Oggi, 2022. «Non confondete patriottismo e nazismo», titola un articolo del 29 marzo del Financial Times. Il virgolettato proviene da un messaggio affidato dal battaglione Azov a Telegram, lo stesso canale utilizzato per condividere le immagini di donne e bambini nei sotterranei lo scorso mese: «Dovete capire cos'è Azov. Questi sono gli uomini che, per la maggior parte, hanno preso le armi perché siamo stati attaccati dai russi. Vi chiedo di non confondere i concetti di patriottismo e nazismo». È un combattente con la barba, identificatosi solo con il suo nome di battaglia Kalyna, a parlare. Ma ciò non toglie che alla sua fondazione, nel 2014, l'unità di fanteria abbia attirato tra i suoi volontari persone di estrema destra. Ora il battaglione dovrebbe essere più «depoliticizzato» avendo, con lo scoppio della guerra in Ucraina, attirato una folla «diversificata» unita nella resistenza nazionale.
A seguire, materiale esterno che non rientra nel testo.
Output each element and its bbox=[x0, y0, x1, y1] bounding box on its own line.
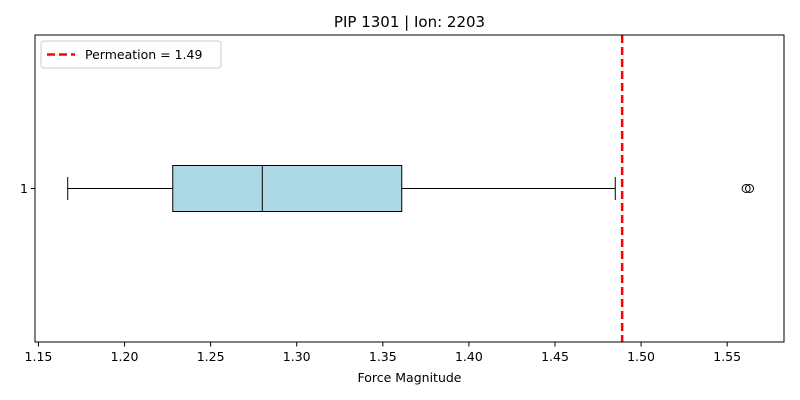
x-tick-label: 1.30 bbox=[283, 349, 311, 364]
box-iqr bbox=[172, 165, 403, 212]
x-tick-label: 1.35 bbox=[369, 349, 397, 364]
y-tick-label: 1 bbox=[20, 181, 28, 196]
legend-label-permeation: Permeation = 1.49 bbox=[85, 47, 202, 62]
x-tick-label: 1.50 bbox=[627, 349, 655, 364]
plot-area: 1 1.15 1.20 1.25 1.30 1.35 1.40 1.45 1.50 1.55 bbox=[20, 34, 785, 364]
x-tick-label: 1.45 bbox=[541, 349, 569, 364]
x-tick-label: 1.20 bbox=[111, 349, 139, 364]
axes-frame bbox=[34, 34, 785, 343]
outlier-point bbox=[745, 184, 755, 193]
x-tick-label: 1.25 bbox=[197, 349, 225, 364]
x-tick-label: 1.55 bbox=[713, 349, 741, 364]
x-axis-label: Force Magnitude bbox=[357, 370, 461, 385]
outlier-point bbox=[741, 184, 751, 193]
legend-frame bbox=[40, 40, 222, 69]
legend: Permeation = 1.49 bbox=[40, 40, 222, 69]
x-tick-label: 1.15 bbox=[25, 349, 53, 364]
x-tick-label: 1.40 bbox=[455, 349, 483, 364]
chart-title: PIP 1301 | Ion: 2203 bbox=[334, 13, 485, 31]
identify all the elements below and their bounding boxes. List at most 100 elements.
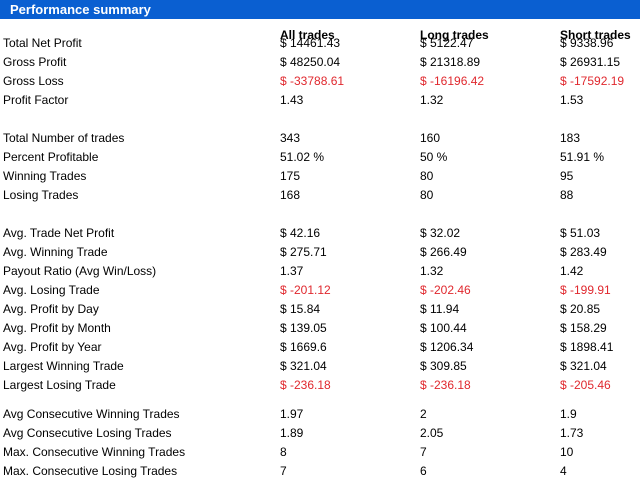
row-value: 168 (280, 188, 301, 202)
row-label: Profit Factor (3, 93, 69, 107)
row-label: Avg. Trade Net Profit (3, 226, 115, 240)
table-row: Avg Consecutive Losing Trades 1.89 2.05 1.7… (0, 424, 640, 443)
row-value: $ 21318.89 (420, 55, 481, 69)
row-value: $ 139.05 (280, 321, 327, 335)
row-value: $ 1669.6 (280, 340, 327, 354)
row-value: $ -17592.19 (560, 74, 625, 88)
table-row: Avg. Profit by Year $ 1669.6 $ 1206.34 $ 18… (0, 338, 640, 357)
row-value: $ 158.29 (560, 321, 607, 335)
row-label: Winning Trades (3, 169, 87, 183)
row-value: 7 (280, 464, 287, 478)
row-label: Avg. Profit by Year (3, 340, 102, 354)
row-value: 10 (560, 445, 574, 459)
row-value: 2.05 (420, 426, 444, 440)
table-row: Losing Trades 168 80 88 (0, 186, 640, 205)
row-value: 1.53 (560, 93, 584, 107)
column-header-all-trades: All trades (280, 28, 335, 42)
row-value: 1.9 (560, 407, 577, 421)
row-value: $ -236.18 (280, 378, 331, 392)
row-label: Avg Consecutive Losing Trades (3, 426, 172, 440)
row-value: 1.32 (420, 93, 444, 107)
table-row: Gross Loss $ -33788.61 $ -16196.42 $ -17592… (0, 72, 640, 91)
table-row: Avg. Profit by Month $ 139.05 $ 100.44 $ 15… (0, 319, 640, 338)
row-label: Payout Ratio (Avg Win/Loss) (3, 264, 157, 278)
row-label: Total Number of trades (3, 131, 125, 145)
row-value: 95 (560, 169, 574, 183)
row-value: 1.37 (280, 264, 304, 278)
row-value: $ -16196.42 (420, 74, 485, 88)
row-value: 50 % (420, 150, 448, 164)
table-row: Avg. Trade Net Profit $ 42.16 $ 32.02 $ 51.… (0, 224, 640, 243)
row-label: Largest Winning Trade (3, 359, 124, 373)
row-value: 51.91 % (560, 150, 605, 164)
row-value: 1.97 (280, 407, 304, 421)
table-row: Percent Profitable 51.02 % 50 % 51.91 % (0, 148, 640, 167)
row-label: Percent Profitable (3, 150, 99, 164)
panel-title-bar: Performance summary (0, 0, 640, 19)
row-value: $ 51.03 (560, 226, 601, 240)
row-value: $ 321.04 (280, 359, 327, 373)
table-row: Max. Consecutive Losing Trades 7 6 4 (0, 462, 640, 481)
row-value: 1.42 (560, 264, 584, 278)
table-row: Avg. Losing Trade $ -201.12 $ -202.46 $ -19… (0, 281, 640, 300)
row-label: Largest Losing Trade (3, 378, 116, 392)
row-value: 6 (420, 464, 427, 478)
row-value: $ 14461.43 (280, 36, 341, 50)
row-value: $ 100.44 (420, 321, 467, 335)
row-value: 175 (280, 169, 301, 183)
row-label: Avg Consecutive Winning Trades (3, 407, 180, 421)
table-row: Gross Profit $ 48250.04 $ 21318.89 $ 26931.… (0, 53, 640, 72)
table-row: Total Number of trades 343 160 183 (0, 129, 640, 148)
table-row: Payout Ratio (Avg Win/Loss) 1.37 1.32 1.42 (0, 262, 640, 281)
row-label: Total Net Profit (3, 36, 82, 50)
row-value: 2 (420, 407, 427, 421)
row-value: $ 9338.96 (560, 36, 614, 50)
row-label: Gross Loss (3, 74, 64, 88)
row-value: 51.02 % (280, 150, 325, 164)
table-row: Avg. Profit by Day $ 15.84 $ 11.94 $ 20.85 (0, 300, 640, 319)
row-value: $ -201.12 (280, 283, 331, 297)
row-label: Avg. Losing Trade (3, 283, 100, 297)
row-value: $ 309.85 (420, 359, 467, 373)
row-value: $ 275.71 (280, 245, 327, 259)
panel-title: Performance summary (10, 2, 151, 17)
row-label: Max. Consecutive Winning Trades (3, 445, 186, 459)
row-value: 160 (420, 131, 441, 145)
row-value: 80 (420, 169, 434, 183)
row-value: $ 1898.41 (560, 340, 614, 354)
row-value: $ 1206.34 (420, 340, 474, 354)
row-value: 343 (280, 131, 301, 145)
row-value: $ -205.46 (560, 378, 611, 392)
row-value: 1.73 (560, 426, 584, 440)
row-value: $ 11.94 (420, 302, 460, 316)
row-label: Gross Profit (3, 55, 67, 69)
table-row: Avg Consecutive Winning Trades 1.97 2 1.9 (0, 405, 640, 424)
row-value: $ 20.85 (560, 302, 601, 316)
table-row: Max. Consecutive Winning Trades 8 7 10 (0, 443, 640, 462)
row-value: $ -33788.61 (280, 74, 345, 88)
table-row: Profit Factor 1.43 1.32 1.53 (0, 91, 640, 110)
row-value: 1.89 (280, 426, 304, 440)
row-label: Losing Trades (3, 188, 79, 202)
row-value: 1.43 (280, 93, 304, 107)
row-value: 4 (560, 464, 567, 478)
row-value: $ -202.46 (420, 283, 471, 297)
row-value: $ 42.16 (280, 226, 321, 240)
row-value: 8 (280, 445, 287, 459)
row-value: $ 321.04 (560, 359, 607, 373)
row-value: $ 15.84 (280, 302, 321, 316)
row-value: $ 48250.04 (280, 55, 341, 69)
row-value: $ 32.02 (420, 226, 461, 240)
row-value: 88 (560, 188, 574, 202)
row-value: 183 (560, 131, 581, 145)
table-row: Largest Winning Trade $ 321.04 $ 309.85 $ 3… (0, 357, 640, 376)
table-row: Winning Trades 175 80 95 (0, 167, 640, 186)
row-value: $ 283.49 (560, 245, 607, 259)
column-headers: All trades Long trades Short trades (0, 24, 640, 44)
table-row: Total Net Profit $ 14461.43 $ 5122.47 $ 933… (0, 34, 640, 53)
row-value: $ 5122.47 (420, 36, 474, 50)
row-label: Avg. Winning Trade (3, 245, 108, 259)
table-row: Largest Losing Trade $ -236.18 $ -236.18 $ … (0, 376, 640, 395)
row-value: $ 26931.15 (560, 55, 621, 69)
row-label: Max. Consecutive Losing Trades (3, 464, 178, 478)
Sicuramente, però, non manca lo spirito patriottico e molti sono nazionalisti.

«Siamo pronti a difendere il nostro stato dagli occupanti con tutte le nostre forze - ha dichiarato ancora Kalyna -. Il patriottismo è quando difendi il tuo paese e non attacchi gli altri. Non abbiamo mai provato a conquistare terre straniere, ma dobbiamo affrontare i veri nazisti del 21. secolo. Slava ucraino! (gloria all'Ucraina!, ndr)».